Paper No. 14
Presentation Time: 8:00 AM-4:45 PM
Assessment of Tsunami Hazard to the U.S. East Coast Using Relationships Between Submarine Landslides and Earthquakes
Submarine landslides along the continental slope of the U.S. Atlantic margin are potential sources for tsunamis along the U.S. East coast. The magnitude of potential tsunamis depends on the volume and location of the landslides, and tsunami frequency depends on their recurrence interval. However, the size and recurrence interval of submarine landslides along the U.S. Atlantic margin is poorly known. Well-studied landslide-generated tsunamis in other parts of the world have been shown to be associated with earthquakes. Because the size distribution and recurrence interval of earthquakes is generally better known than those for submarine landslides, we propose here to estimate the size and recurrence interval of submarine landslides from the size and recurrence interval of earthquakes in the near vicinity of the said landslides. To do so, we calculate maximum expected landslide size for a given earthquake magnitude, use recurrence interval of earthquakes to estimate recurrence interval of landslide, and assume a threshold landslide size that can generate a destructive tsunami.
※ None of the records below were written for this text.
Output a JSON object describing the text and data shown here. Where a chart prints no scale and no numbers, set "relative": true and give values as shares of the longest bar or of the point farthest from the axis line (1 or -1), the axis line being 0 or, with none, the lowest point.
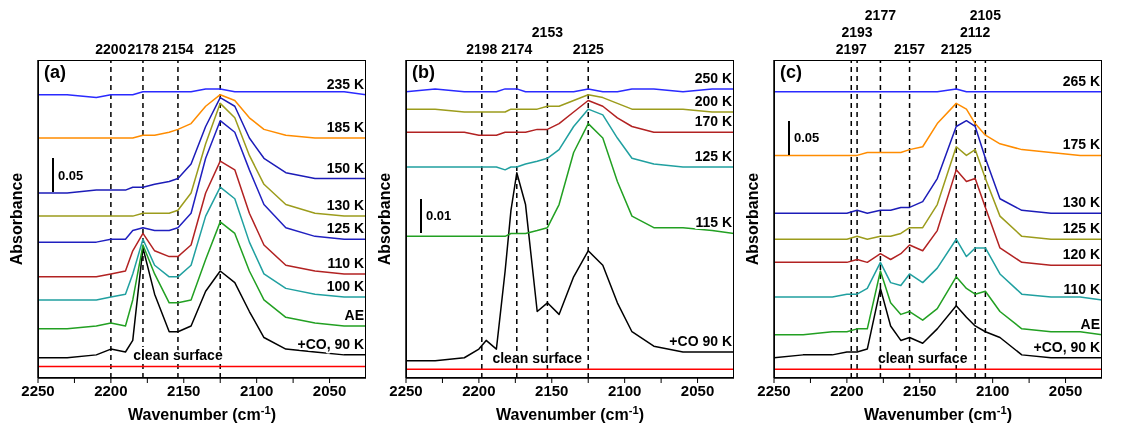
{
  "chart_data": [
    {
      "type": "line",
      "title": "(a)",
      "xlabel": "Wavenumber (cm$^{-1}$)",
      "ylabel": "Absorbance",
      "relative": true,
      "xlim": [
        2250,
        2025
      ],
      "xticks": [
        2250,
        {
          "value": 2225,
          "label": null
        },
        2200,
        {
          "value": 2175,
          "label": null
        },
        2150,
        {
          "value": 2125,
          "label": null
        },
        2100,
        {
          "value": 2075,
          "label": null
        },
        2050
      ],
      "x": [
        2250,
        2230,
        2210,
        2200,
        2190,
        2185,
        2178,
        2170,
        2160,
        2154,
        2145,
        2135,
        2125,
        2115,
        2105,
        2095,
        2080,
        2060,
        2040,
        2025
      ],
      "series": [
        {
          "name": "clean surface",
          "color": "#ff0000",
          "values": [
            0.04,
            0.04,
            0.04,
            0.04,
            0.04,
            0.04,
            0.04,
            0.04,
            0.04,
            0.04,
            0.04,
            0.04,
            0.04,
            0.04,
            0.04,
            0.04,
            0.04,
            0.04,
            0.04,
            0.04
          ]
        },
        {
          "name": "+CO, 90 K",
          "color": "#000000",
          "values": [
            0.07,
            0.07,
            0.08,
            0.1,
            0.09,
            0.13,
            0.45,
            0.29,
            0.16,
            0.16,
            0.18,
            0.3,
            0.37,
            0.33,
            0.23,
            0.14,
            0.1,
            0.09,
            0.08,
            0.08
          ]
        },
        {
          "name": "AE",
          "color": "#22a022",
          "values": [
            0.17,
            0.17,
            0.18,
            0.19,
            0.18,
            0.27,
            0.46,
            0.36,
            0.26,
            0.26,
            0.27,
            0.41,
            0.54,
            0.5,
            0.37,
            0.27,
            0.21,
            0.19,
            0.18,
            0.18
          ]
        },
        {
          "name": "100 K",
          "color": "#20a0a0",
          "values": [
            0.27,
            0.27,
            0.27,
            0.28,
            0.29,
            0.36,
            0.48,
            0.39,
            0.35,
            0.35,
            0.39,
            0.56,
            0.66,
            0.62,
            0.47,
            0.36,
            0.31,
            0.29,
            0.28,
            0.28
          ]
        },
        {
          "name": "110 K",
          "color": "#b22222",
          "values": [
            0.35,
            0.35,
            0.35,
            0.36,
            0.37,
            0.44,
            0.5,
            0.44,
            0.42,
            0.42,
            0.46,
            0.64,
            0.75,
            0.72,
            0.57,
            0.46,
            0.39,
            0.37,
            0.36,
            0.36
          ]
        },
        {
          "name": "125 K",
          "color": "#2020c0",
          "values": [
            0.47,
            0.47,
            0.47,
            0.48,
            0.48,
            0.51,
            0.52,
            0.51,
            0.51,
            0.52,
            0.57,
            0.76,
            0.89,
            0.85,
            0.72,
            0.6,
            0.52,
            0.49,
            0.48,
            0.48
          ]
        },
        {
          "name": "130 K",
          "color": "#9c9c1c",
          "values": [
            0.56,
            0.56,
            0.56,
            0.56,
            0.56,
            0.56,
            0.57,
            0.57,
            0.57,
            0.58,
            0.64,
            0.81,
            0.95,
            0.9,
            0.77,
            0.67,
            0.6,
            0.57,
            0.56,
            0.56
          ]
        },
        {
          "name": "150 K",
          "color": "#1c1cb8",
          "values": [
            0.64,
            0.64,
            0.65,
            0.65,
            0.65,
            0.66,
            0.66,
            0.67,
            0.68,
            0.69,
            0.74,
            0.87,
            0.97,
            0.94,
            0.83,
            0.76,
            0.71,
            0.69,
            0.69,
            0.69
          ]
        },
        {
          "name": "185 K",
          "color": "#ff8c00",
          "values": [
            0.83,
            0.83,
            0.83,
            0.83,
            0.83,
            0.83,
            0.84,
            0.84,
            0.85,
            0.86,
            0.88,
            0.94,
            0.98,
            0.96,
            0.9,
            0.86,
            0.84,
            0.83,
            0.83,
            0.83
          ]
        },
        {
          "name": "235 K",
          "color": "#2a2aff",
          "values": [
            0.98,
            0.98,
            0.97,
            0.98,
            0.98,
            0.98,
            0.99,
            0.99,
            0.99,
            0.99,
            0.99,
            1.0,
            1.0,
            0.99,
            0.99,
            0.99,
            0.99,
            0.99,
            0.99,
            0.98
          ]
        }
      ],
      "ref_lines": [
        {
          "axis": "x",
          "value": 2200,
          "label": "2200",
          "color": "#000000",
          "line_style": "dashed"
        },
        {
          "axis": "x",
          "value": 2178,
          "label": "2178",
          "color": "#000000",
          "line_style": "dashed"
        },
        {
          "axis": "x",
          "value": 2154,
          "label": "2154",
          "color": "#000000",
          "line_style": "dashed"
        },
        {
          "axis": "x",
          "value": 2125,
          "label": "2125",
          "color": "#000000",
          "line_style": "dashed"
        }
      ],
      "annotations": [
        "0.05"
      ]
    },
    {
      "type": "line",
      "title": "(b)",
      "xlabel": "Wavenumber (cm$^{-1}$)",
      "ylabel": "Absorbance",
      "relative": true,
      "xlim": [
        2250,
        2025
      ],
      "xticks": [
        2250,
        {
          "value": 2225,
          "label": null
        },
        2200,
        {
          "value": 2175,
          "label": null
        },
        2150,
        {
          "value": 2125,
          "label": null
        },
        2100,
        {
          "value": 2075,
          "label": null
        },
        2050
      ],
      "x": [
        2250,
        2230,
        2210,
        2200,
        2195,
        2188,
        2182,
        2178,
        2174,
        2168,
        2160,
        2153,
        2145,
        2135,
        2125,
        2115,
        2105,
        2095,
        2080,
        2060,
        2040,
        2025
      ],
      "series": [
        {
          "name": "clean surface",
          "color": "#ff0000",
          "values": [
            0.03,
            0.03,
            0.03,
            0.03,
            0.03,
            0.03,
            0.03,
            0.03,
            0.03,
            0.03,
            0.03,
            0.03,
            0.03,
            0.03,
            0.03,
            0.03,
            0.03,
            0.03,
            0.03,
            0.03,
            0.03,
            0.03
          ]
        },
        {
          "name": "+CO 90 K",
          "color": "#000000",
          "values": [
            0.06,
            0.06,
            0.07,
            0.1,
            0.13,
            0.1,
            0.37,
            0.58,
            0.71,
            0.6,
            0.23,
            0.26,
            0.22,
            0.35,
            0.44,
            0.39,
            0.26,
            0.16,
            0.11,
            0.09,
            0.09,
            0.09
          ]
        },
        {
          "name": "115 K",
          "color": "#22a022",
          "values": [
            0.49,
            0.49,
            0.49,
            0.49,
            0.49,
            0.49,
            0.49,
            0.5,
            0.5,
            0.5,
            0.51,
            0.52,
            0.6,
            0.78,
            0.88,
            0.83,
            0.68,
            0.56,
            0.52,
            0.52,
            0.51,
            0.5
          ]
        },
        {
          "name": "125 K",
          "color": "#20a0a0",
          "values": [
            0.73,
            0.73,
            0.73,
            0.73,
            0.73,
            0.73,
            0.72,
            0.73,
            0.73,
            0.74,
            0.75,
            0.76,
            0.79,
            0.87,
            0.93,
            0.91,
            0.83,
            0.76,
            0.74,
            0.73,
            0.73,
            0.73
          ]
        },
        {
          "name": "170 K",
          "color": "#b22222",
          "values": [
            0.85,
            0.85,
            0.85,
            0.84,
            0.84,
            0.84,
            0.85,
            0.85,
            0.85,
            0.85,
            0.86,
            0.86,
            0.88,
            0.92,
            0.96,
            0.94,
            0.9,
            0.87,
            0.85,
            0.85,
            0.85,
            0.85
          ]
        },
        {
          "name": "200 K",
          "color": "#9c9c1c",
          "values": [
            0.93,
            0.93,
            0.92,
            0.92,
            0.92,
            0.92,
            0.92,
            0.93,
            0.93,
            0.93,
            0.93,
            0.94,
            0.94,
            0.96,
            0.98,
            0.97,
            0.95,
            0.93,
            0.93,
            0.93,
            0.92,
            0.92
          ]
        },
        {
          "name": "250 K",
          "color": "#2a2aff",
          "values": [
            0.99,
            1.0,
            0.99,
            0.99,
            0.99,
            0.99,
            1.0,
            1.0,
            1.0,
            0.99,
            0.99,
            0.99,
            0.99,
            0.99,
            1.0,
            0.99,
            0.99,
            1.0,
            1.0,
            0.99,
            1.0,
            1.0
          ]
        }
      ],
      "ref_lines": [
        {
          "axis": "x",
          "value": 2198,
          "label": "2198",
          "color": "#000000",
          "line_style": "dashed"
        },
        {
          "axis": "x",
          "value": 2174,
          "label": "2174",
          "color": "#000000",
          "line_style": "dashed"
        },
        {
          "axis": "x",
          "value": 2153,
          "label": "2153",
          "color": "#000000",
          "line_style": "dashed"
        },
        {
          "axis": "x",
          "value": 2125,
          "label": "2125",
          "color": "#000000",
          "line_style": "dashed"
        }
      ],
      "annotations": [
        "0.01"
      ]
    },
    {
      "type": "line",
      "title": "(c)",
      "xlabel": "Wavenumber (cm$^{-1}$)",
      "ylabel": "Absorbance",
      "relative": true,
      "xlim": [
        2250,
        2025
      ],
      "xticks": [
        2250,
        {
          "value": 2225,
          "label": null
        },
        2200,
        {
          "value": 2175,
          "label": null
        },
        2150,
        {
          "value": 2125,
          "label": null
        },
        2100,
        {
          "value": 2075,
          "label": null
        },
        2050
      ],
      "x": [
        2250,
        2230,
        2210,
        2200,
        2193,
        2186,
        2177,
        2170,
        2163,
        2157,
        2148,
        2138,
        2125,
        2118,
        2112,
        2105,
        2095,
        2080,
        2060,
        2040,
        2025
      ],
      "series": [
        {
          "name": "clean surface",
          "color": "#ff0000",
          "values": [
            0.03,
            0.03,
            0.03,
            0.03,
            0.03,
            0.03,
            0.03,
            0.03,
            0.03,
            0.03,
            0.03,
            0.03,
            0.03,
            0.03,
            0.03,
            0.03,
            0.03,
            0.03,
            0.03,
            0.03,
            0.03
          ]
        },
        {
          "name": "+CO, 90 K",
          "color": "#000000",
          "values": [
            0.07,
            0.08,
            0.08,
            0.09,
            0.09,
            0.1,
            0.31,
            0.18,
            0.13,
            0.14,
            0.12,
            0.17,
            0.25,
            0.21,
            0.18,
            0.16,
            0.14,
            0.08,
            0.07,
            0.07,
            0.07
          ]
        },
        {
          "name": "AE",
          "color": "#22a022",
          "values": [
            0.15,
            0.15,
            0.16,
            0.16,
            0.17,
            0.17,
            0.37,
            0.26,
            0.22,
            0.23,
            0.2,
            0.24,
            0.35,
            0.31,
            0.29,
            0.3,
            0.23,
            0.17,
            0.16,
            0.16,
            0.15
          ]
        },
        {
          "name": "110 K",
          "color": "#20a0a0",
          "values": [
            0.28,
            0.28,
            0.28,
            0.29,
            0.29,
            0.31,
            0.4,
            0.33,
            0.32,
            0.36,
            0.33,
            0.38,
            0.48,
            0.42,
            0.45,
            0.45,
            0.36,
            0.29,
            0.28,
            0.28,
            0.27
          ]
        },
        {
          "name": "120 K",
          "color": "#b22222",
          "values": [
            0.4,
            0.4,
            0.4,
            0.4,
            0.41,
            0.4,
            0.43,
            0.41,
            0.43,
            0.46,
            0.44,
            0.51,
            0.72,
            0.68,
            0.69,
            0.59,
            0.45,
            0.4,
            0.39,
            0.39,
            0.39
          ]
        },
        {
          "name": "125 K",
          "color": "#9c9c1c",
          "values": [
            0.48,
            0.48,
            0.48,
            0.48,
            0.49,
            0.48,
            0.49,
            0.49,
            0.5,
            0.52,
            0.52,
            0.6,
            0.8,
            0.77,
            0.79,
            0.69,
            0.56,
            0.49,
            0.48,
            0.48,
            0.48
          ]
        },
        {
          "name": "130 K",
          "color": "#1c1cb8",
          "values": [
            0.57,
            0.57,
            0.57,
            0.57,
            0.58,
            0.57,
            0.58,
            0.58,
            0.59,
            0.59,
            0.61,
            0.69,
            0.87,
            0.89,
            0.87,
            0.76,
            0.62,
            0.58,
            0.57,
            0.57,
            0.57
          ]
        },
        {
          "name": "175 K",
          "color": "#ff8c00",
          "values": [
            0.77,
            0.77,
            0.77,
            0.77,
            0.77,
            0.78,
            0.78,
            0.78,
            0.78,
            0.79,
            0.8,
            0.88,
            0.95,
            0.93,
            0.88,
            0.84,
            0.81,
            0.79,
            0.78,
            0.77,
            0.77
          ]
        },
        {
          "name": "265 K",
          "color": "#2a2aff",
          "values": [
            0.99,
            0.99,
            0.99,
            0.99,
            0.99,
            0.99,
            0.99,
            0.99,
            0.99,
            0.99,
            0.99,
            0.99,
            1.0,
            0.99,
            0.99,
            0.99,
            0.99,
            0.99,
            0.99,
            0.99,
            0.99
          ]
        }
      ],
      "ref_lines": [
        {
          "axis": "x",
          "value": 2197,
          "label": "2197",
          "color": "#000000",
          "line_style": "dashed"
        },
        {
          "axis": "x",
          "value": 2193,
          "label": "2193",
          "color": "#000000",
          "line_style": "dashed"
        },
        {
          "axis": "x",
          "value": 2177,
          "label": "2177",
          "color": "#000000",
          "line_style": "dashed"
        },
        {
          "axis": "x",
          "value": 2157,
          "label": "2157",
          "color": "#000000",
          "line_style": "dashed"
        },
        {
          "axis": "x",
          "value": 2125,
          "label": "2125",
          "color": "#000000",
          "line_style": "dashed"
        },
        {
          "axis": "x",
          "value": 2112,
          "label": "2112",
          "color": "#000000",
          "line_style": "dashed"
        },
        {
          "axis": "x",
          "value": 2105,
          "label": "2105",
          "color": "#000000",
          "line_style": "dashed"
        }
      ],
      "annotations": [
        "0.05"
      ]
    }
  ]
}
The maximum expected landslide size for a given earthquake magnitude is calculated in 3 ways: by slope stability analysis for catastrophic slope failure on the Atlantic continental margin, by using land-based compilation of maximum observed distance from earthquake to liquefaction, and by using land-based compilation of maximum observed area of earthquake-induced landslides. The results from all three methods compare well with the slope failure observations of the M7.2, 1929 Grand Banks earthquake, and suggest that the largest expected earthquake in the eastern U.S. must be located offshore and within 100 km of the continental slope to induce a catastrophic slope failure. A minimum triggering earthquake magnitude of 5.5 is suggested for a sufficiently large submarine failure to generate a devastating tsunami and only if the epicenter is located within the continental slope.